Solomon is one of history’s best-known personalities.  He is remembered for his wisdom at an early age as well as his great personal wealth.  His wisdom was displayed when the Lord ask him at the age of eighteen what he wanted as he began to reign over the nation of Israel.  The Lord appeared to Solomon in a dream and said, “Ask what I shall give thee” (I Kings 3:5).  Put yourself in Solomon’s place.  What would you have ask for?  Money? The total defeat of your enemies?  A long, healthy, happy life?  The Lord commented that Solomon could have asked for any of these things, but he did not.  Instead Solomon responded in part,

I am but a little child: I know not how to go out or come in.  And thy servant is in the midst of thy people which thou hast chosen, a great people, that cannot be numbered nor counted for multitude. Give therefore thy servant an understanding heart to judge thy people, that I may discern between good and bad: for who is able to judge this thy so great a people?” (I Kings 3:7-9).

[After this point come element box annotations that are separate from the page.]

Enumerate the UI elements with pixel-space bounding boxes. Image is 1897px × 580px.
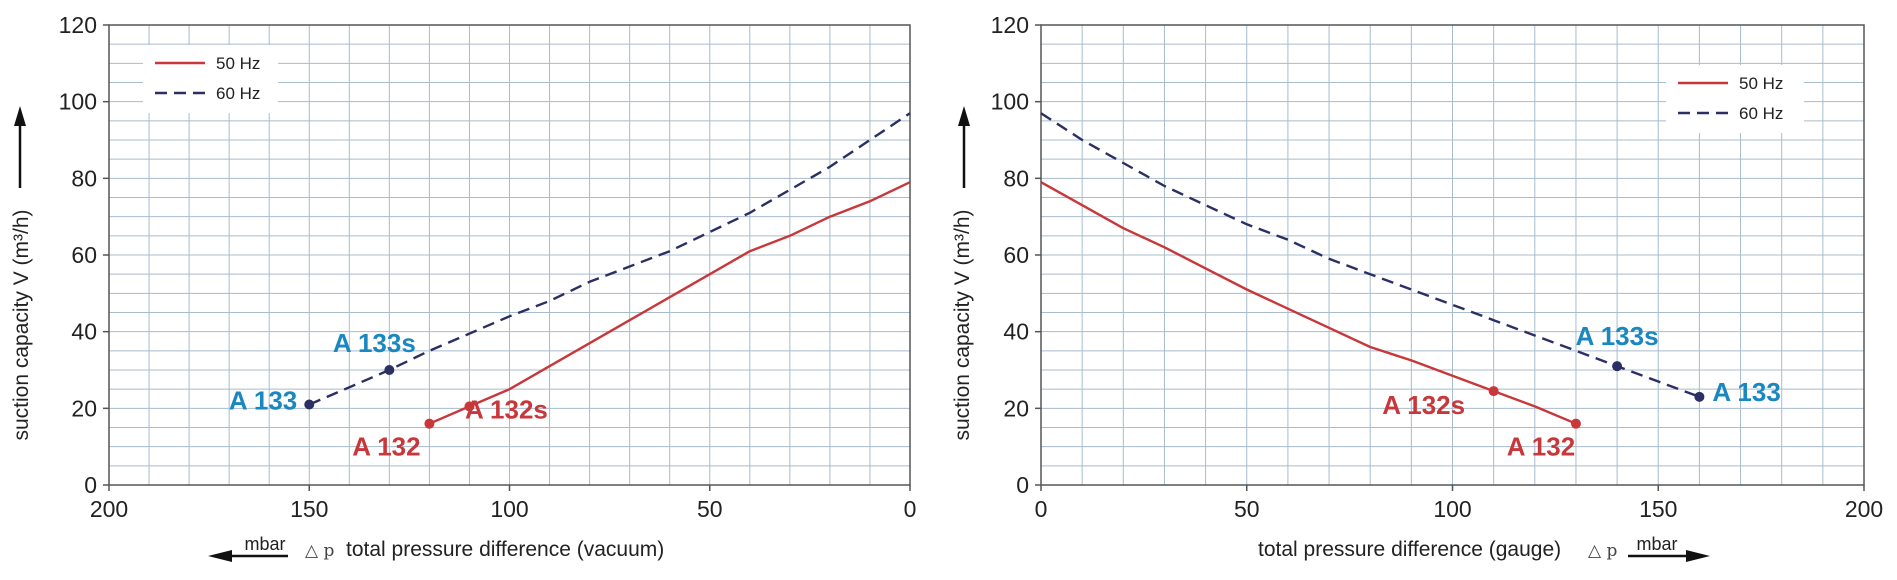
legend-label-50hz: 50 Hz	[216, 54, 260, 73]
y-tick-label: 80	[1003, 165, 1029, 191]
model-point-label: A 132	[352, 432, 420, 462]
series-line-60hz	[308, 112, 911, 406]
x-tick-label: 50	[1234, 496, 1260, 522]
legend-box	[143, 45, 278, 113]
series-line-50hz	[428, 181, 911, 425]
y-tick-label: 20	[1003, 395, 1029, 421]
y-tick-label: 60	[1003, 242, 1029, 268]
vacuum-chart: 200 150 100 50 0 0 20 40 60 80 100 120 suction capac…	[10, 12, 916, 562]
model-point-label: A 132s	[465, 394, 548, 424]
grid-lines	[1040, 24, 1865, 486]
x-axis-label: total pressure difference (vacuum)	[346, 538, 664, 561]
series-line-60hz	[1040, 112, 1700, 398]
model-point-label: A 132s	[1382, 390, 1465, 420]
y-tick-label: 100	[59, 89, 97, 115]
model-point-marker	[384, 365, 395, 375]
y-tick-label: 40	[1003, 319, 1029, 345]
x-tick-label: 100	[490, 496, 528, 522]
x-tick-label: 150	[290, 496, 328, 522]
delta-p-symbol: △ p	[1588, 541, 1617, 561]
y-tick-label: 120	[59, 12, 97, 38]
x-axis-unit: mbar	[244, 534, 285, 554]
model-point-label: A 132	[1507, 432, 1575, 462]
x-tick-label: 0	[1035, 496, 1048, 522]
x-axis-arrow-icon	[208, 550, 232, 562]
y-tick-label: 20	[71, 395, 97, 421]
y-tick-label: 0	[84, 472, 97, 498]
model-point-marker	[424, 418, 435, 429]
gauge-chart: 0 50 100 150 200 0 20 40 60 80 100 120 suction capac…	[951, 12, 1883, 562]
delta-p-symbol: △ p	[305, 541, 334, 561]
x-tick-label: 200	[90, 496, 128, 522]
model-point-marker	[1612, 361, 1623, 372]
y-axis-label: suction capacity V (m³/h)	[951, 209, 974, 440]
x-tick-label: 0	[904, 496, 917, 522]
y-axis-arrow-icon	[14, 106, 26, 126]
legend: 50 Hz 60 Hz	[1666, 65, 1804, 133]
y-tick-label: 40	[71, 319, 97, 345]
x-tick-label: 200	[1845, 496, 1883, 522]
y-tick-label: 60	[71, 242, 97, 268]
model-point-marker	[1488, 386, 1499, 397]
x-tick-label: 50	[697, 496, 723, 522]
model-point-marker	[1694, 391, 1705, 402]
legend-label-60hz: 60 Hz	[216, 84, 260, 103]
y-tick-label: 100	[991, 89, 1029, 115]
x-tick-label: 150	[1639, 496, 1677, 522]
x-axis-arrow-icon	[1686, 550, 1710, 562]
x-axis-label: total pressure difference (gauge)	[1258, 538, 1561, 561]
model-point-marker	[1570, 418, 1581, 429]
legend-label-60hz: 60 Hz	[1739, 104, 1783, 123]
model-point-label: A 133s	[333, 328, 416, 358]
legend-label-50hz: 50 Hz	[1739, 74, 1783, 93]
model-point-marker	[464, 401, 475, 412]
y-axis-label: suction capacity V (m³/h)	[10, 209, 33, 440]
series-line-50hz	[1040, 181, 1577, 425]
model-point-label: A 133	[1712, 377, 1780, 407]
legend: 50 Hz 60 Hz	[143, 45, 278, 113]
model-point-label: A 133	[229, 386, 297, 416]
y-axis-arrow-icon	[958, 106, 970, 126]
y-tick-label: 0	[1016, 472, 1029, 498]
x-axis-unit: mbar	[1636, 534, 1677, 554]
model-point-marker	[304, 399, 315, 410]
model-point-label: A 133s	[1576, 321, 1659, 351]
x-tick-label: 100	[1433, 496, 1471, 522]
legend-box	[1666, 65, 1804, 133]
grid-lines	[108, 24, 911, 486]
y-tick-label: 80	[71, 165, 97, 191]
y-tick-label: 120	[991, 12, 1029, 38]
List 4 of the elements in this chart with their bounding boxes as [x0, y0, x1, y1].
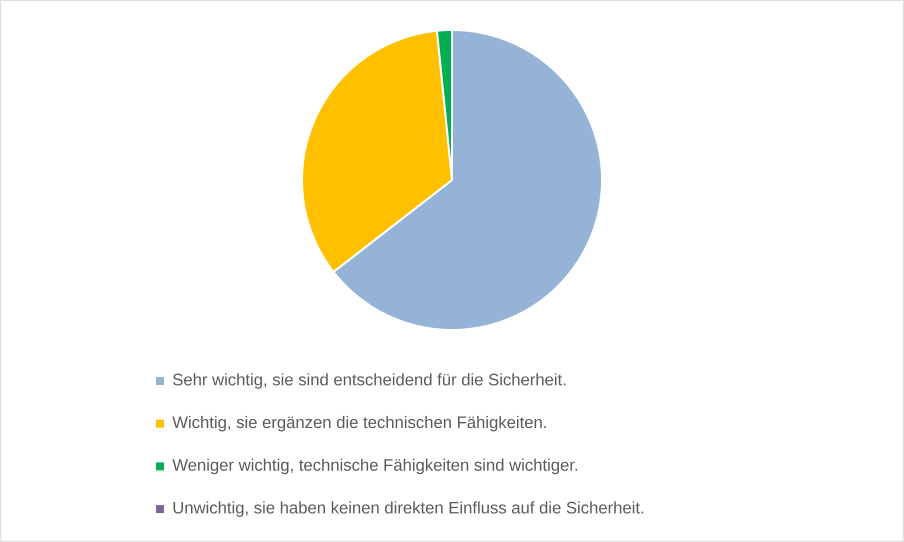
legend-label: Wichtig, sie ergänzen die technischen Fähigkeiten.: [172, 416, 546, 432]
legend-label: Weniger wichtig, technische Fähigkeiten sind wichtiger.: [172, 458, 578, 474]
legend-label: Unwichtig, sie haben keinen direkten Einfluss auf die Sicherheit.: [174, 501, 644, 517]
legend-label: Sehr wichtig, sie sind entscheidend für die Sicherheit.: [173, 373, 566, 389]
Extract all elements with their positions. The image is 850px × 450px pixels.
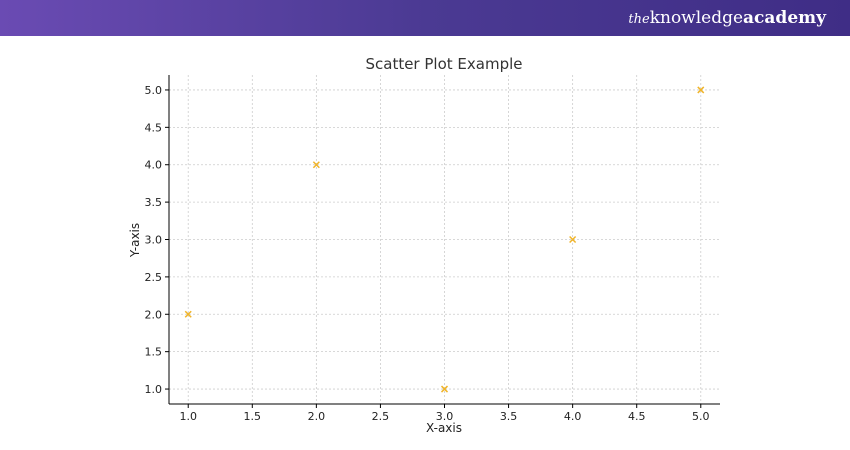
data-point-2 <box>440 385 449 393</box>
brand-knowledge: knowledge <box>649 8 744 28</box>
y-tick-label-8: 5.0 <box>145 84 163 97</box>
y-axis-label: Y-axis <box>128 223 142 258</box>
x-tick-label-1: 1.5 <box>244 410 262 423</box>
y-tick-label-0: 1.0 <box>145 383 163 396</box>
data-point-stroke-b <box>569 235 577 244</box>
x-tick-label-3: 2.5 <box>372 410 390 423</box>
brand-logo: theknowledgeacademy <box>628 6 826 32</box>
x-tick-label-5: 3.5 <box>500 410 518 423</box>
data-point-0 <box>184 310 192 318</box>
x-tick-label-0: 1.0 <box>179 410 197 423</box>
y-tick-label-7: 4.5 <box>145 121 163 134</box>
x-tick-label-4: 3.0 <box>436 410 454 423</box>
chart-title: Scatter Plot Example <box>365 55 522 73</box>
x-tick-label-2: 2.0 <box>308 410 326 423</box>
data-point-stroke-b <box>312 161 320 169</box>
y-tick-label-5: 3.5 <box>145 196 163 209</box>
ticks: 1.0 1.5 2.0 2.5 3.0 3.5 4.0 4.5 5.0 1.0 1.5 2.0 2.5 3… <box>145 84 710 423</box>
data-point-1 <box>312 161 320 169</box>
x-axis-label: X-axis <box>426 421 462 435</box>
grid-lines <box>169 75 720 404</box>
data-point-3 <box>569 235 577 244</box>
data-point-stroke-b <box>440 385 449 393</box>
y-tick-label-1: 1.5 <box>145 346 163 359</box>
data-point-4 <box>697 86 705 94</box>
x-tick-label-6: 4.0 <box>564 410 582 423</box>
y-tick-label-2: 2.0 <box>145 308 163 321</box>
data-point-stroke-b <box>184 310 192 318</box>
y-tick-label-3: 2.5 <box>145 271 163 284</box>
y-tick-label-6: 4.0 <box>145 159 163 172</box>
header-banner: theknowledgeacademy <box>0 0 850 36</box>
brand-the: the <box>628 12 650 27</box>
data-points <box>184 86 705 393</box>
y-tick-label-4: 3.0 <box>145 234 163 247</box>
x-tick-label-8: 5.0 <box>692 410 710 423</box>
data-point-stroke-b <box>697 86 705 94</box>
brand-academy: academy <box>743 8 826 28</box>
x-tick-label-7: 4.5 <box>628 410 646 423</box>
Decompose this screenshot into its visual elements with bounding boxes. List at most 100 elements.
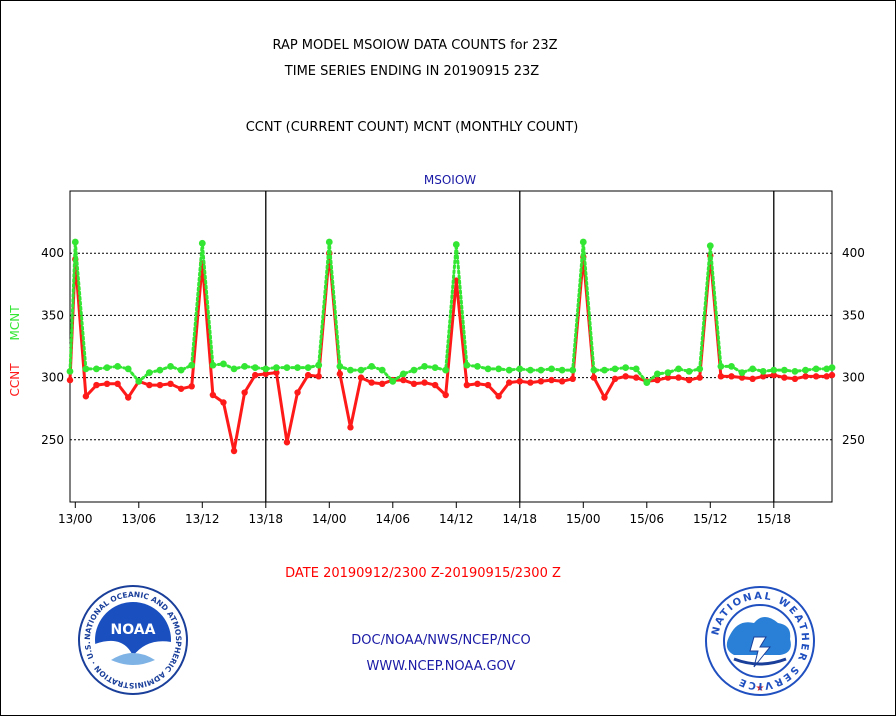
data-point-mcnt bbox=[283, 364, 291, 372]
data-point-ccnt bbox=[611, 375, 619, 383]
y-tick-label-right: 250 bbox=[842, 433, 865, 447]
data-point-mcnt bbox=[611, 365, 619, 373]
x-tick-label: 13/18 bbox=[248, 512, 283, 526]
data-point-ccnt bbox=[114, 380, 121, 388]
series-line-ccnt bbox=[68, 251, 833, 453]
data-point-mcnt bbox=[124, 365, 132, 373]
y-tick-label-right: 350 bbox=[842, 308, 865, 322]
data-point-ccnt bbox=[177, 385, 185, 392]
data-point-mcnt bbox=[495, 365, 503, 373]
data-point-mcnt bbox=[791, 367, 799, 375]
data-point-ccnt bbox=[527, 379, 534, 386]
data-point-ccnt bbox=[283, 439, 291, 446]
data-point-mcnt bbox=[347, 366, 354, 374]
data-point-ccnt bbox=[558, 378, 566, 385]
data-point-ccnt bbox=[93, 381, 100, 389]
series-layer bbox=[66, 238, 836, 455]
data-point-ccnt bbox=[484, 381, 492, 389]
data-point-mcnt bbox=[717, 363, 725, 370]
data-point-mcnt bbox=[93, 365, 100, 373]
x-tick-label: 14/12 bbox=[439, 512, 474, 526]
data-point-mcnt bbox=[82, 365, 90, 373]
data-point-mcnt bbox=[198, 239, 206, 247]
data-point-mcnt bbox=[336, 363, 344, 370]
data-point-mcnt bbox=[653, 370, 661, 378]
y-axis-ticks: 250 250 300 300 350 350 400 400 bbox=[41, 246, 865, 447]
data-point-ccnt bbox=[410, 380, 418, 388]
national-weather-service-logo: ★ NATIONAL WEATHER SERVICE bbox=[705, 586, 815, 696]
data-point-ccnt bbox=[315, 373, 322, 380]
data-point-ccnt bbox=[156, 381, 164, 389]
data-point-mcnt bbox=[368, 363, 376, 370]
data-point-ccnt bbox=[738, 374, 746, 381]
website-link[interactable]: WWW.NCEP.NOAA.GOV bbox=[366, 659, 516, 674]
data-point-ccnt bbox=[273, 369, 280, 376]
data-point-mcnt bbox=[728, 363, 735, 370]
data-point-mcnt bbox=[601, 366, 608, 374]
data-point-ccnt bbox=[368, 379, 375, 386]
data-point-mcnt bbox=[66, 367, 74, 375]
y-tick-label-right: 400 bbox=[842, 246, 865, 260]
data-point-mcnt bbox=[812, 365, 820, 373]
data-point-ccnt bbox=[812, 373, 820, 380]
data-point-mcnt bbox=[823, 365, 831, 373]
data-point-ccnt bbox=[590, 374, 598, 381]
data-point-mcnt bbox=[759, 367, 767, 375]
data-point-ccnt bbox=[654, 376, 661, 384]
data-point-mcnt bbox=[209, 361, 217, 369]
x-tick-label: 13/12 bbox=[185, 512, 220, 526]
data-point-mcnt bbox=[357, 366, 365, 374]
data-point-mcnt bbox=[622, 364, 630, 372]
x-tick-label: 15/18 bbox=[756, 512, 791, 526]
data-point-mcnt bbox=[632, 365, 640, 373]
data-point-mcnt bbox=[685, 367, 693, 375]
data-point-mcnt bbox=[558, 366, 566, 374]
data-point-mcnt bbox=[675, 365, 682, 373]
data-point-ccnt bbox=[781, 374, 788, 381]
data-point-ccnt bbox=[294, 389, 301, 396]
y-tick-label-left: 300 bbox=[41, 371, 64, 385]
data-point-ccnt bbox=[209, 391, 217, 399]
x-axis-ticks: 13/00 13/06 13/12 13/18 14/00 14/06 14/12 14/18… bbox=[58, 502, 791, 526]
data-point-ccnt bbox=[400, 376, 407, 384]
data-point-ccnt bbox=[685, 376, 693, 384]
y-axis-label-mcnt: MCNT bbox=[8, 305, 22, 341]
data-point-ccnt bbox=[167, 380, 174, 388]
data-point-ccnt bbox=[379, 380, 386, 388]
organization-label: DOC/NOAA/NWS/NCEP/NCO bbox=[351, 633, 531, 648]
data-point-ccnt bbox=[220, 399, 227, 406]
series-line-mcnt bbox=[68, 241, 834, 385]
data-point-mcnt bbox=[643, 379, 651, 386]
plot-title: MSOIOW bbox=[424, 173, 476, 187]
data-point-ccnt bbox=[262, 370, 269, 378]
data-point-mcnt bbox=[220, 360, 227, 368]
data-point-ccnt bbox=[601, 394, 608, 401]
data-point-mcnt bbox=[452, 241, 460, 248]
data-point-mcnt bbox=[304, 364, 312, 372]
data-point-ccnt bbox=[760, 373, 767, 380]
data-point-ccnt bbox=[664, 374, 672, 381]
data-point-mcnt bbox=[114, 363, 122, 370]
data-point-mcnt bbox=[548, 365, 555, 373]
data-point-mcnt bbox=[569, 366, 577, 374]
x-tick-label: 15/00 bbox=[566, 512, 601, 526]
data-point-ccnt bbox=[82, 393, 90, 400]
data-point-ccnt bbox=[421, 379, 428, 386]
data-point-ccnt bbox=[749, 375, 756, 383]
data-point-ccnt bbox=[802, 373, 809, 380]
chart-subtitle-legend: CCNT (CURRENT COUNT) MCNT (MONTHLY COUNT… bbox=[245, 120, 579, 135]
data-point-mcnt bbox=[516, 365, 524, 373]
data-point-ccnt bbox=[463, 381, 471, 389]
data-point-ccnt bbox=[431, 381, 439, 389]
data-point-ccnt bbox=[548, 376, 555, 384]
data-point-ccnt bbox=[828, 371, 836, 379]
data-point-ccnt bbox=[336, 370, 344, 378]
data-point-ccnt bbox=[103, 380, 111, 388]
data-point-mcnt bbox=[431, 364, 439, 372]
data-point-mcnt bbox=[177, 366, 185, 374]
data-point-mcnt bbox=[167, 363, 174, 370]
date-range-label: DATE 20190912/2300 Z-20190915/2300 Z bbox=[285, 566, 561, 581]
data-point-mcnt bbox=[463, 361, 471, 369]
data-point-mcnt bbox=[590, 366, 598, 374]
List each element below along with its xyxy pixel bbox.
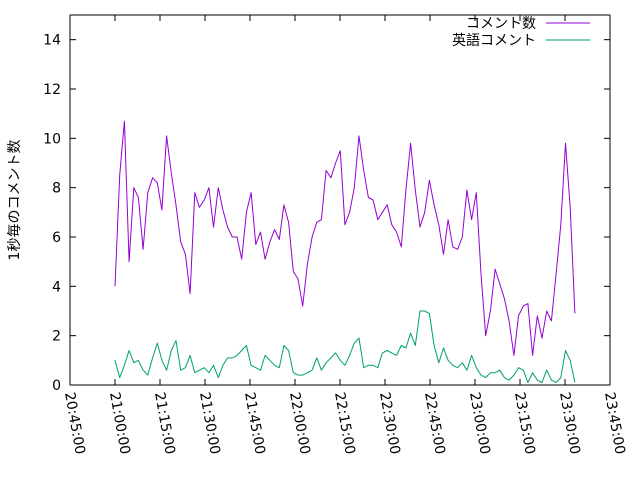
plot-lines: [114, 120, 576, 383]
y-tick-label: 2: [52, 329, 61, 345]
y-axis-label: 1秒毎のコメント数: [7, 140, 23, 261]
series-line-1: [114, 120, 576, 356]
legend-label: コメント数: [466, 16, 536, 32]
series-line-2: [114, 310, 576, 383]
y-tick-label: 10: [43, 131, 61, 147]
y-tick-label: 8: [52, 181, 61, 197]
y-tick-label: 4: [52, 279, 61, 295]
y-tick-label: 0: [52, 378, 61, 394]
y-axis-ticks: 0 2 4 6 8 10 12 14: [43, 33, 610, 394]
y-tick-label: 6: [52, 230, 61, 246]
y-tick-label: 12: [43, 82, 61, 98]
legend-label: 英語コメント: [452, 32, 536, 49]
y-tick-label: 14: [43, 33, 61, 49]
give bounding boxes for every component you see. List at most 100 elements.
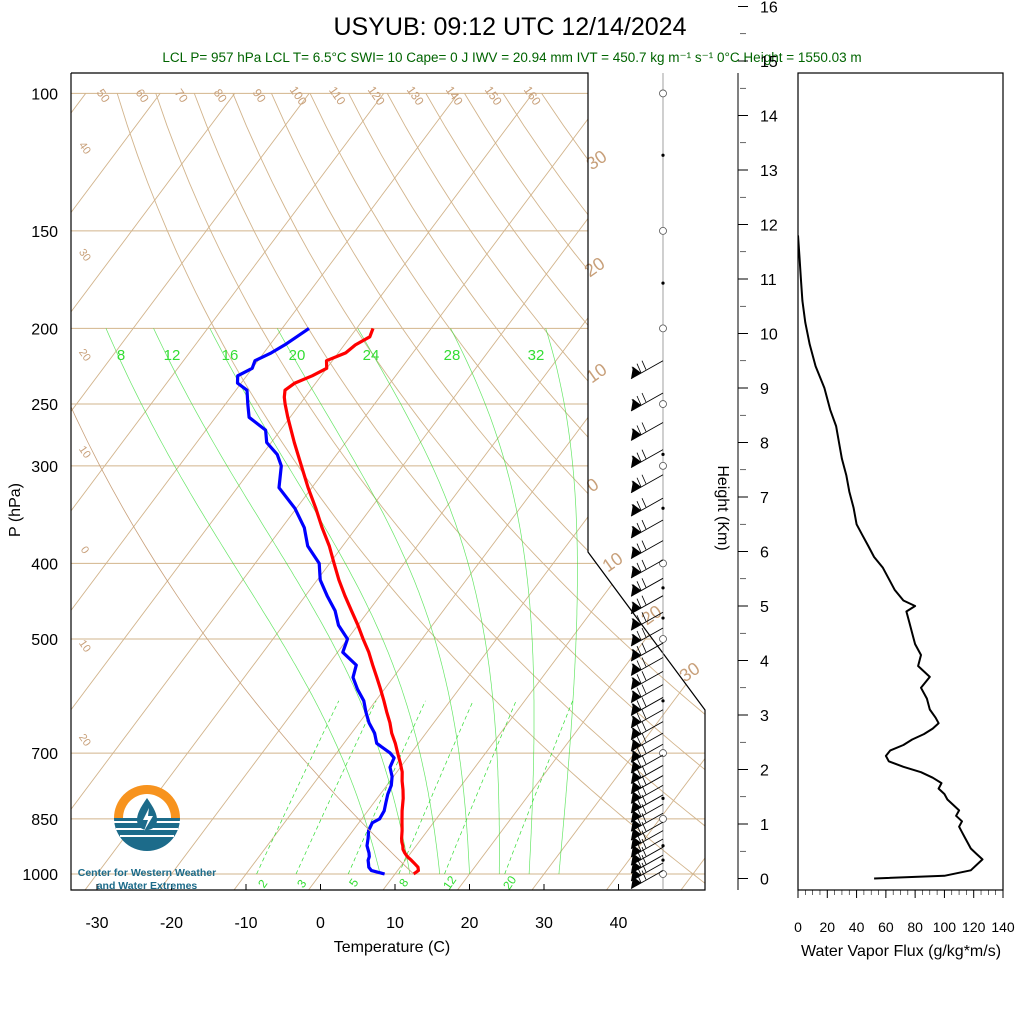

Imagine such an attitude in a teenager.  He already appears wise, yet God granted his request giving him “a wise and understanding heart; so that there was none like thee before thee, neither shall there any arise like unto thee” (I Kings 3:12).

His wisdom was demonstrated early in his days as king as he settled disputes between the people as well as his dealings with some political rivals.  But something happened to Solomon, as he grew older, his wisdom failed him.  How?  Apparently he became too wise to heed God any longer.  First he had horses from Egypt which God had clearly forbidden in Deuteronomy 17:16.  Then he took for himself multitudes of wives also forbidden (see Deuteronomy 17:17).  Then built pagan temples for his foreign wives, and began to attend worship with them.  When God stirred up adversaries to get his attention he attempted military solutions. Then when God revealed the plan to take ten tribes away from Rehoboam his son and give them to Jeroboam; Solomon’s solution was the assassination of Jeroboam.  Solomon, of course, was not able to prevent the Lord’s will from completion by his various attempts.  But what happened to that humble young man asking for an understanding heart?

As he grew older he came to rely more on his own wisdom and less upon God’s revealed will until he came to believe he could overturn the Lord’s will.  That is the potential problem with human wisdom; it can begin to influence people to act contrary to God’s revealed will (see I Corinthians 1:18ff).